Centrée sur cinq personnages, selon le schéma de rigueur, savoir soprano, ténor, baryton, basse et mezzo, l'intrigue conte une histoire d'amours contrariés dans l'Inde du XVIème siècle, à Bénarès. Sur fond de luttes d'influences entre les deux castes des prêtres et des guerriers, de persécutions des parias par les brahmanes, Naela (soprano), fille du grand prêtre des brahmanes Akebare (basse), aime Idamore (ténor), chef des armées et fils d'Arete (baryton), un paria. Cette union est tolérée, par pur calcul, par Akebare jusqu'au moment où il découvre qu'Idamore est le fils du paria Zarete. L'intolérance religieuse aura le dernier mot car le fanatique Akebare condamne à mort ses ennemis Zarete et Idamore, menaçant du même sort sa propre fille si elle ne renonce pas à suivre celui qu'elle aime. En tout cas, la trame est suffisamment épique pour brosser des caractères bien sentis, comme ceux du paria Zarete et de son ennemi juré le grand prêtre Akebare. Et offrir quelques confrontations bien dessinées.
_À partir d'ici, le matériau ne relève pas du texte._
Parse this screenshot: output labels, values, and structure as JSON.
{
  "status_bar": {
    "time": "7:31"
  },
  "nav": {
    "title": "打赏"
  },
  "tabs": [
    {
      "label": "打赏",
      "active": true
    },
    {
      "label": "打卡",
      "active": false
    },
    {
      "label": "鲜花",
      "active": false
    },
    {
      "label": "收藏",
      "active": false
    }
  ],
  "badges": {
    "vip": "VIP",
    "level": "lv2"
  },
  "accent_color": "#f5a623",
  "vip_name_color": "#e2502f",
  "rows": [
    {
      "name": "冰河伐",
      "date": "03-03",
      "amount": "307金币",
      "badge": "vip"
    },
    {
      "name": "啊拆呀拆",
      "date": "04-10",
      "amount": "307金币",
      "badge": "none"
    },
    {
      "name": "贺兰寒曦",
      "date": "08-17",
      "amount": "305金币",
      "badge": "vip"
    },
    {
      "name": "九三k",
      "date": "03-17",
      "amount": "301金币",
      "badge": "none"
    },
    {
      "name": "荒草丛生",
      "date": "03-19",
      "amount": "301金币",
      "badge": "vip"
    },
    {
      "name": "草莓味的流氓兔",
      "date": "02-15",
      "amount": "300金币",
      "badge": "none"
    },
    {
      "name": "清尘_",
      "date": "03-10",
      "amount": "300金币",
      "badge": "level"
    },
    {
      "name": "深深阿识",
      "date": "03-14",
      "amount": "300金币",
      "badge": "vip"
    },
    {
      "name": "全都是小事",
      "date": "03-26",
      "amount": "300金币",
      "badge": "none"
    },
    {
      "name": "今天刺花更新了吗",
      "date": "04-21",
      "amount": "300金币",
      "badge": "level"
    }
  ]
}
Conçue pour trois des chanteurs les plus en vue de l'époque, la soprano Adelaïde Tosi, le ténor Giovanni Battista Rubini et la basse Luigi Lablache, l’œuvre exige des voix rompues à un art bel cantiste exigeant. La distribution réunie ici est valeureuse. En particulier pour ce qui est du rôle d'Idamore dont René Barbera possède aussi bien la vaillance que le raffinement. Dès le récitatif et la première cavatine, précédés d'une introduction mélodieuse des bois et cordes dont les contrebasses, on admire une ligne de chant aisée. La cabalette qui suit aligne une cascade de contre-ut périlleux, annonçant voire dépassant en intensité ceux fameux de Tonio de La fille du régiment. L'héroïsme, mais aussi la vulnérabilité du personnage, il les exprime par une technique irréprochable, usant du chant en voix de tête plus qu'en voix mixte. Albina Shagimuratova défend avec brio la partie de Naela par un ample et lumineux soprano, déjà apprécié dans le rôle-titre de Semiramide de Rossini enregistré par le même label, notamment dans l'air d'entrée, évocation saisissante d'un songe effrayant fait par la jeune femme, puis plus avant avec la cavatine ''Ah, che un raggio di speranza'' (Ah, ce rayon d'espoir) qui se poursuit dans un ensemble emporté. Le paria Zarete, Misha Kiria lui apporte le mordant d'un timbre de baryton riche de belles harmoniques avec colorature, au service d'une caractérisation finement pensée. Ainsi de l'air tragique du Ier acte, où s'exprime la joie d'un père de retrouver un fils si longtemps éloigné. Ou, à l'acte II, de la cavatine fière, dans un tempo vif, où le personnage évoque le massacre de ses pairs par les brahmanes. Au rôle d'Akebare, qui n'a pas d'air, la basse Mirko Mimica prête autorité et force. Il en va de même de la contribution de l'Opera Rara Chorus dans les vastes scènes chorales ou dans les ensembles. Mark Elder apporte l'engagement et l'éclat exigé par le statut bel cantiste de la partition, en particulier lors des confrontations, tel le duo Naela-Idamore du IIème acte qui voit se succéder en une savante progression dramatique, un échange véhément puis un passage lyrique dans la plus pure écriture de bel canto, et une fin enfiévrée avec stance d'héroïsme vocal et de furia orchestrale crescendo. 

L'enregistrement, aux BBC Maida Vale Studios de Londres, offre une image sonore proche, non résonante, pourvue d'un équilibre satisfaisant entre voix et orchestre.